1st Governor of Amur Oblast
- In office 8 October 1991 – 11 April 1993
- Succeeded by: Aleksandr Surat

Personal details
- Born: Albert Arkadyevich Krivchenko 22 December 1935 Komsomolsk-on-Amur, Russian SFSR, Soviet Union
- Died: 31 May 2021 (aged 85) Novinka, Russia

= Albert Krivchenko =

Russian politician (1935–2021)

Albert Arkadyevich Krivchenko (Альберт Аркадьевич Кривченко; 22 December 1935 – 31 May 2021) was a Russian political figure who served as the 1st Governor of Amur Oblast.

==Biography==

Albert Krivchenko was born on 22 December 1935.

He worked as a journalist, and worked as a TASS correspondent in the Amur Oblast.

He was a member of the Communist Party of the Soviet Union until January 1991. From 1990 to 1993, he was a member of the Congress of People's Deputies of Russia, and worked as a member of the Supreme Council Committee on the media, in relations with public organizations and movements, and the study of public opinion.

On 8 October 1991, he became the 1st Governor of Amur Oblast.
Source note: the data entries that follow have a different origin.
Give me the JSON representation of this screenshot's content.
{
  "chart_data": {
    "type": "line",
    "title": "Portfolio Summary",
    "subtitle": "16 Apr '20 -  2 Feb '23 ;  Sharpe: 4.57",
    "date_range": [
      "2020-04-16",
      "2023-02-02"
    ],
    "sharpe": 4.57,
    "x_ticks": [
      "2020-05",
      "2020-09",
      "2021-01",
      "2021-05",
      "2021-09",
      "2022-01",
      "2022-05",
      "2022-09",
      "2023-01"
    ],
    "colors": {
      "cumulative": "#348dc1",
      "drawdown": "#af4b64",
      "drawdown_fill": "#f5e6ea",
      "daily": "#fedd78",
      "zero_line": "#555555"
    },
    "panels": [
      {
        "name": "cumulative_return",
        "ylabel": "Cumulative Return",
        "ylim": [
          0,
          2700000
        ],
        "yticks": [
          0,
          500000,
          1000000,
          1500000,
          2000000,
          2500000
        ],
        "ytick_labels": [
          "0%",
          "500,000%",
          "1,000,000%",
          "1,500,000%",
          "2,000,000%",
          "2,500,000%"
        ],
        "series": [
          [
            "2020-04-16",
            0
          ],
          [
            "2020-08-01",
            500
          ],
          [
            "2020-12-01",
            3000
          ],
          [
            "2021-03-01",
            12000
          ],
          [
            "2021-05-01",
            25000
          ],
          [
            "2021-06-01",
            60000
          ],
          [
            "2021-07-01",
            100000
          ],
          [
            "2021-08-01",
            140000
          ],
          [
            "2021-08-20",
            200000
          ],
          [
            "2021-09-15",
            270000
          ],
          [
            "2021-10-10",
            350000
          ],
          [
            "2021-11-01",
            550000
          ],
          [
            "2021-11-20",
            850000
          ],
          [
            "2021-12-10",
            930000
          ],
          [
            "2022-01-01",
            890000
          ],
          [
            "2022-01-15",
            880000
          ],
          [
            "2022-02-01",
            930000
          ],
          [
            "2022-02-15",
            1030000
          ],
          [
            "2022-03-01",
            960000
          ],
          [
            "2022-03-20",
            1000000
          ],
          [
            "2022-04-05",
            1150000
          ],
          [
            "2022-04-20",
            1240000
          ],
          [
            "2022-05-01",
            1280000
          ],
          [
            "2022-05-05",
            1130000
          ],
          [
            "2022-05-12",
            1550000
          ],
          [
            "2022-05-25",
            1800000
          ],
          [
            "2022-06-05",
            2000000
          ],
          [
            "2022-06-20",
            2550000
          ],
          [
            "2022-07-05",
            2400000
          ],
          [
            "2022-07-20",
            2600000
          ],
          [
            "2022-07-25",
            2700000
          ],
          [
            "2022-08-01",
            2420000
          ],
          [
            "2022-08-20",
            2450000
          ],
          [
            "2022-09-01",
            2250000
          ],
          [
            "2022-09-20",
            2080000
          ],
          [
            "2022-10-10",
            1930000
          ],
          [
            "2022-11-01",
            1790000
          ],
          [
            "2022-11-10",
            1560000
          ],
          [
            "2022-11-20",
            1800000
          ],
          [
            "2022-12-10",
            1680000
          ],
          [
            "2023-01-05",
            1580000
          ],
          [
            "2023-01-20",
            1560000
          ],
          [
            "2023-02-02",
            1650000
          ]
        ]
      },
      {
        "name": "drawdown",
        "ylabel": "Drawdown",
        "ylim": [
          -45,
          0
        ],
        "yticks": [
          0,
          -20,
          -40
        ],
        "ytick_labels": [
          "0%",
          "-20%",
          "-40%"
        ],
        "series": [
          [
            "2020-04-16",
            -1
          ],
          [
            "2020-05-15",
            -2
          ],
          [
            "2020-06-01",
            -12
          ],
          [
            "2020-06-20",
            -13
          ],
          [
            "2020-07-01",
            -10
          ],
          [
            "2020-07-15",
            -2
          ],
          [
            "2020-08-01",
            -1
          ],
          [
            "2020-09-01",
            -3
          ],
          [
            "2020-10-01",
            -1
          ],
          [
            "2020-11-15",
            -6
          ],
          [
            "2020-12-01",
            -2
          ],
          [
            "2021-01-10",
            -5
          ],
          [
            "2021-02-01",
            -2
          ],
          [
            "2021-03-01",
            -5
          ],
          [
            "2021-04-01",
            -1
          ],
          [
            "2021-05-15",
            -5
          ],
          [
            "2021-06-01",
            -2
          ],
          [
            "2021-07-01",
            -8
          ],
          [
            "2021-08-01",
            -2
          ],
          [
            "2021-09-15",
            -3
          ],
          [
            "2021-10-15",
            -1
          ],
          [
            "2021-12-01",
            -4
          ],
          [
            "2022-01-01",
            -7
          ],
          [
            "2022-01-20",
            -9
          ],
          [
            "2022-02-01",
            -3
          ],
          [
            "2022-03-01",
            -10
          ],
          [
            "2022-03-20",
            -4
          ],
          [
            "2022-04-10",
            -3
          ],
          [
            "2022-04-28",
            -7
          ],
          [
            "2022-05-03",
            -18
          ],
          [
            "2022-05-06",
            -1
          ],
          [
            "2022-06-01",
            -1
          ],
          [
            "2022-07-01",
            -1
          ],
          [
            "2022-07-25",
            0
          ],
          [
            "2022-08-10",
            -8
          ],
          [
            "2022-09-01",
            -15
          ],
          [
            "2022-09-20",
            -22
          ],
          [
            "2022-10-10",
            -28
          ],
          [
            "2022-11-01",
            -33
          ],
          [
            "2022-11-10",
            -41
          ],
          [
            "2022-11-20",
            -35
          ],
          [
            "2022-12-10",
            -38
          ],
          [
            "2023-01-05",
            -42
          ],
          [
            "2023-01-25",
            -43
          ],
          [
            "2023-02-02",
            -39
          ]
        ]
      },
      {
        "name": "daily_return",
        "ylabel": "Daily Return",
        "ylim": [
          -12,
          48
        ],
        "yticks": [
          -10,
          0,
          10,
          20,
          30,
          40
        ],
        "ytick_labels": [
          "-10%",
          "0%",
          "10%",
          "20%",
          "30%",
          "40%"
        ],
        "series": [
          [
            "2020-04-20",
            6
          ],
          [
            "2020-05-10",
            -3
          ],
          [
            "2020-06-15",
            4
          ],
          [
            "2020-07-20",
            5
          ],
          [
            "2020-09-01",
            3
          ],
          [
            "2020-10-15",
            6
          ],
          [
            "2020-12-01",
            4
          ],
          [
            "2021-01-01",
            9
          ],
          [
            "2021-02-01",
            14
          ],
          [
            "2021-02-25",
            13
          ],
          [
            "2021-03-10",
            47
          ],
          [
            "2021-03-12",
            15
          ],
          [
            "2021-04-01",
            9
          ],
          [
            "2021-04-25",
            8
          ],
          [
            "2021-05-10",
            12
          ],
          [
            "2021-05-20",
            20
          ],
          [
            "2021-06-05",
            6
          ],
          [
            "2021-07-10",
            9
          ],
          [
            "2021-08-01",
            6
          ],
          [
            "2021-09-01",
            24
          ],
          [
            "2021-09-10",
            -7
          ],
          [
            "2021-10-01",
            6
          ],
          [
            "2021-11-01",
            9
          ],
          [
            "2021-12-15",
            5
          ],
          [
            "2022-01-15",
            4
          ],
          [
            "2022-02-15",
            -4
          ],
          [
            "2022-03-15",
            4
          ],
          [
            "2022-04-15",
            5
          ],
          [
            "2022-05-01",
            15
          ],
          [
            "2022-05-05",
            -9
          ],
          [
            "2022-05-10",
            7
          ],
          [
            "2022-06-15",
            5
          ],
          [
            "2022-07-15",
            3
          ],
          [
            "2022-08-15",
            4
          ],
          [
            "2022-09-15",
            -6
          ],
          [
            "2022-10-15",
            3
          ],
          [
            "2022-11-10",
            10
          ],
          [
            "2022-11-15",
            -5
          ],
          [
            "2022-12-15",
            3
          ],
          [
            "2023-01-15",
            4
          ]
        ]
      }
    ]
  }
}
In April 1993, he ran for election of the head of the regional administration, but lost, gaining 5.7% of the votes and taking the fourth place.

He was a member of the movement "Democratic Russia", was a member of its regional coordinating council. From 1994, he was the chairman of the Political Council of the Amur regional organization of the Democratic Choice of Russia.

After his political career, Krivchenko lived in the Amur village of Novinka.